Individual preferences also influence how funeral processions are carried out. While many organized religious practices recommend a formal funeral and burial follow initial mourning ceremonies, some people prefer to be cremated instead of buried. Other people find it helpful to make up their own personal traditions and rituals, so that they honor shared values of the lost person and the survivors. Some mourners find it comforting to go through prescribed rituals, while others may find them to feel hollow. If you find yourself in the later camp and find the idea of a formal ceremony to be less than meaningful, keep in mind that rituals are intended more for the benefit of grieving mourners considered as a group than for the deceased, or the needs of any individual mourner. It is important to think of the mourning family's needs overall needs while planning a funeral.

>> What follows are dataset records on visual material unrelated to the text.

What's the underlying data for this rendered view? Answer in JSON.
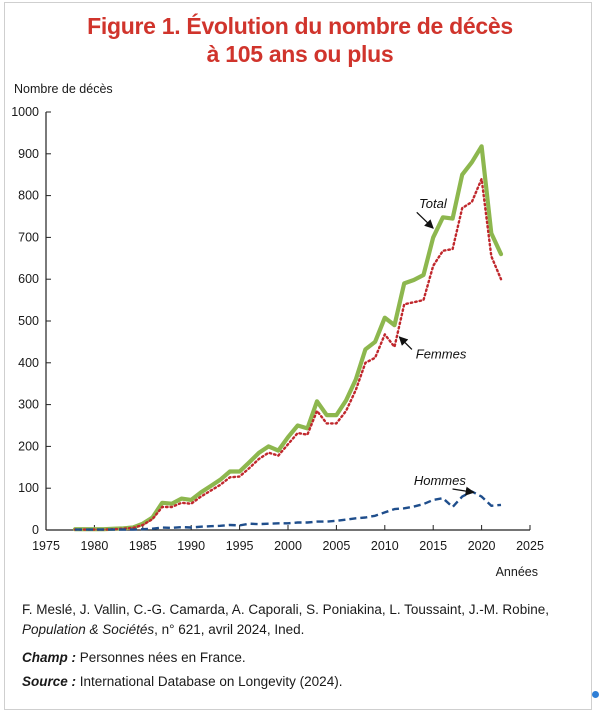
{
  "figure": {
    "title_line1": "Figure 1. Évolution du nombre de décès",
    "title_line2": "à 105 ans ou plus"
  },
  "colors": {
    "title": "#d0342c",
    "total": "#8db74e",
    "femmes": "#c0282d",
    "hommes": "#1f4e8c",
    "axis": "#222222"
  },
  "chart_data": {
    "type": "line",
    "title": "Figure 1. Évolution du nombre de décès à 105 ans ou plus",
    "xlabel": "Années",
    "ylabel": "Nombre de décès",
    "xlim": [
      1975,
      2025
    ],
    "ylim": [
      0,
      1000
    ],
    "xticks": [
      1975,
      1980,
      1985,
      1990,
      1995,
      2000,
      2005,
      2010,
      2015,
      2020,
      2025
    ],
    "yticks": [
      0,
      100,
      200,
      300,
      400,
      500,
      600,
      700,
      800,
      900,
      1000
    ],
    "x": [
      1978,
      1979,
      1980,
      1981,
      1982,
      1983,
      1984,
      1985,
      1986,
      1987,
      1988,
      1989,
      1990,
      1991,
      1992,
      1993,
      1994,
      1995,
      1996,
      1997,
      1998,
      1999,
      2000,
      2001,
      2002,
      2003,
      2004,
      2005,
      2006,
      2007,
      2008,
      2009,
      2010,
      2011,
      2012,
      2013,
      2014,
      2015,
      2016,
      2017,
      2018,
      2019,
      2020,
      2021,
      2022
    ],
    "series": [
      {
        "name": "Total",
        "style": "solid",
        "values": [
          2,
          2,
          2,
          2,
          3,
          4,
          6,
          15,
          30,
          65,
          63,
          75,
          72,
          90,
          105,
          120,
          140,
          140,
          162,
          185,
          200,
          190,
          222,
          250,
          243,
          308,
          275,
          275,
          310,
          360,
          432,
          450,
          508,
          490,
          590,
          598,
          610,
          700,
          748,
          745,
          850,
          880,
          918,
          710,
          660
        ]
      },
      {
        "name": "Femmes",
        "style": "dotted",
        "values": [
          1,
          1,
          1,
          1,
          2,
          3,
          5,
          12,
          26,
          55,
          55,
          65,
          63,
          80,
          94,
          108,
          126,
          128,
          148,
          170,
          185,
          178,
          205,
          232,
          228,
          285,
          255,
          255,
          285,
          335,
          400,
          412,
          468,
          438,
          540,
          545,
          550,
          632,
          668,
          672,
          770,
          785,
          840,
          655,
          600
        ]
      },
      {
        "name": "Hommes",
        "style": "dashed",
        "values": [
          1,
          1,
          1,
          1,
          1,
          1,
          1,
          2,
          3,
          6,
          5,
          7,
          6,
          8,
          9,
          10,
          12,
          11,
          15,
          14,
          15,
          16,
          16,
          18,
          18,
          20,
          20,
          22,
          25,
          28,
          30,
          34,
          42,
          50,
          52,
          56,
          62,
          72,
          76,
          55,
          80,
          92,
          80,
          58,
          60
        ]
      }
    ],
    "annotations": [
      "Total",
      "Femmes",
      "Hommes"
    ]
  },
  "source": {
    "authors": "F. Meslé, J. Vallin, C.-G. Camarda, A. Caporali, S. Poniakina, L. Toussaint, J.-M. Robine,",
    "publication": "Population & Sociétés",
    "publication_rest": ", n° 621, avril 2024, Ined.",
    "champ_label": "Champ :",
    "champ_text": " Personnes nées en France.",
    "source_label": "Source :",
    "source_text": " International Database on Longevity (2024)."
  }
}
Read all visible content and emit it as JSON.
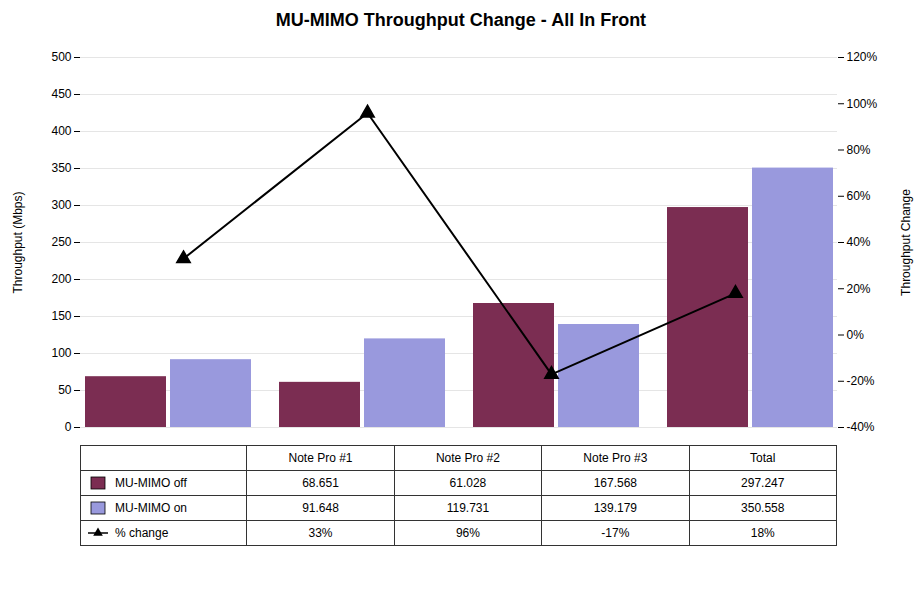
{
  "chart_data": {
    "type": "bar",
    "title": "MU-MIMO Throughput Change - All In Front",
    "categories": [
      "Note Pro #1",
      "Note Pro #2",
      "Note Pro #3",
      "Total"
    ],
    "series": [
      {
        "name": "MU-MIMO off",
        "color": "#7B2D52",
        "values": [
          68.651,
          61.028,
          167.568,
          297.247
        ]
      },
      {
        "name": "MU-MIMO on",
        "color": "#9999DD",
        "values": [
          91.648,
          119.731,
          139.179,
          350.558
        ]
      },
      {
        "name": "% change",
        "type": "line",
        "axis": "y2",
        "color": "#000000",
        "marker": "triangle",
        "values": [
          0.33,
          0.96,
          -0.17,
          0.18
        ],
        "value_labels": [
          "33%",
          "96%",
          "-17%",
          "18%"
        ]
      }
    ],
    "ylabel": "Throughput (Mbps)",
    "y2label": "Throughput Change",
    "ylim": [
      0,
      500
    ],
    "yticks": [
      0,
      50,
      100,
      150,
      200,
      250,
      300,
      350,
      400,
      450,
      500
    ],
    "y2lim": [
      -0.4,
      1.2
    ],
    "y2ticks": [
      {
        "value": -0.4,
        "label": "-40%"
      },
      {
        "value": -0.2,
        "label": "-20%"
      },
      {
        "value": 0.0,
        "label": "0%"
      },
      {
        "value": 0.2,
        "label": "20%"
      },
      {
        "value": 0.4,
        "label": "40%"
      },
      {
        "value": 0.6,
        "label": "60%"
      },
      {
        "value": 0.8,
        "label": "80%"
      },
      {
        "value": 1.0,
        "label": "100%"
      },
      {
        "value": 1.2,
        "label": "120%"
      }
    ],
    "grid": true,
    "legend": "bottom",
    "data_labels": true
  }
}
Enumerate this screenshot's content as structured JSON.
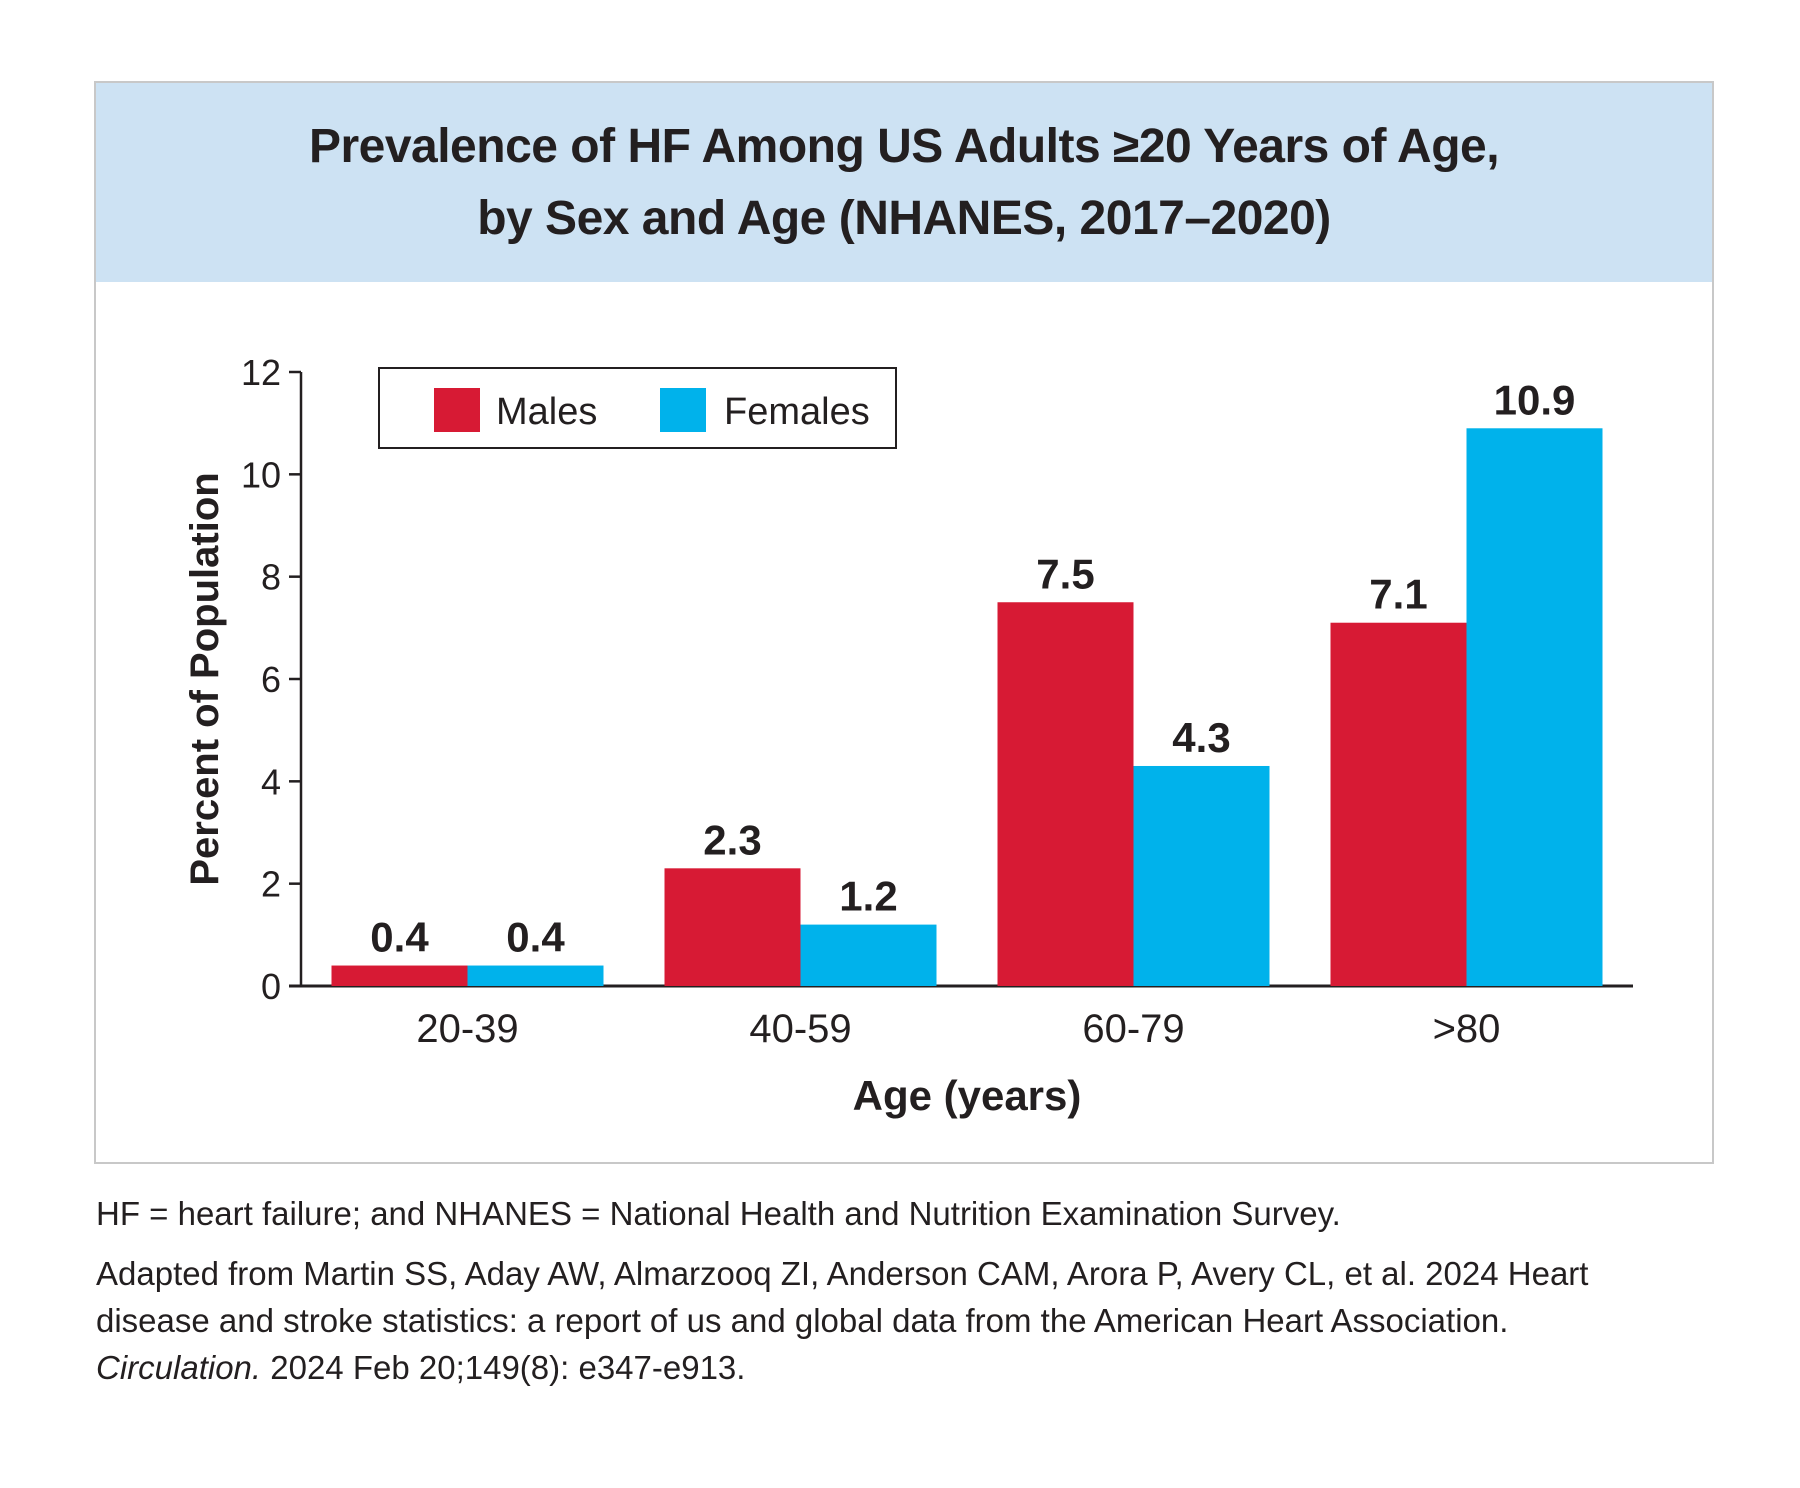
{
  "figure": {
    "title_line1": "Prevalence of HF Among US Adults ≥20 Years of Age,",
    "title_line2": "by Sex and Age (NHANES, 2017–2020)"
  },
  "chart_data": {
    "type": "bar",
    "categories": [
      "20-39",
      "40-59",
      "60-79",
      ">80"
    ],
    "series": [
      {
        "name": "Males",
        "values": [
          0.4,
          2.3,
          7.5,
          7.1
        ],
        "labels": [
          "0.4",
          "2.3",
          "7.5",
          "7.1"
        ],
        "color": "#d71a34"
      },
      {
        "name": "Females",
        "values": [
          0.4,
          1.2,
          4.3,
          10.9
        ],
        "labels": [
          "0.4",
          "1.2",
          "4.3",
          "10.9"
        ],
        "color": "#00b2eb"
      }
    ],
    "xlabel": "Age (years)",
    "ylabel": "Percent of Population",
    "ylim": [
      0,
      12
    ],
    "yticks": [
      "0",
      "2",
      "4",
      "6",
      "8",
      "10",
      "12"
    ],
    "ytick_values": [
      0,
      2,
      4,
      6,
      8,
      10,
      12
    ],
    "legend_placement": "top-left",
    "grid": false
  },
  "footnotes": {
    "abbreviations": "HF = heart failure; and NHANES = National Health and Nutrition Examination Survey.",
    "source_line1": "Adapted from Martin SS, Aday AW, Almarzooq ZI, Anderson CAM, Arora P, Avery CL, et al. 2024 Heart",
    "source_line2": "disease and stroke statistics: a report of us and global data from the American Heart Association.",
    "journal": "Circulation.",
    "citation": " 2024 Feb 20;149(8): e347-e913."
  }
}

Grieving the death of someone close commonly raises existential questions about the meaning and nature of life and death. Death reminds all thoughtful adults of their own mortality, and the necessarily limited nature of human ambition. People seek answers for their existential questions in a variety of places depending on their backgrounds. Some find answers in scripture, dogma, or simple faith, others may turn to philosophy and other scholarly pursuits, meditation, or art, and still others will seek answers by deepening their relationships with other people and with their communities. Grief recovery is a good time to deepen existing convictions, religious or otherwise, concerning how to make the most of life. It can also a good time to explore new approaches to existential questions that have not previously been considered. Such engagement can deepen your appreciation of life, but it can also expose you to people who would take advantage of your vulnerability, including con-artists, so-called gurus and false or otherwise spirutually corrupt religious leaders. Recall that your judgement tends to not be very trustworthy during times of grief, and do not make binding decisions or agreements while grieving that you cannot reverse later on.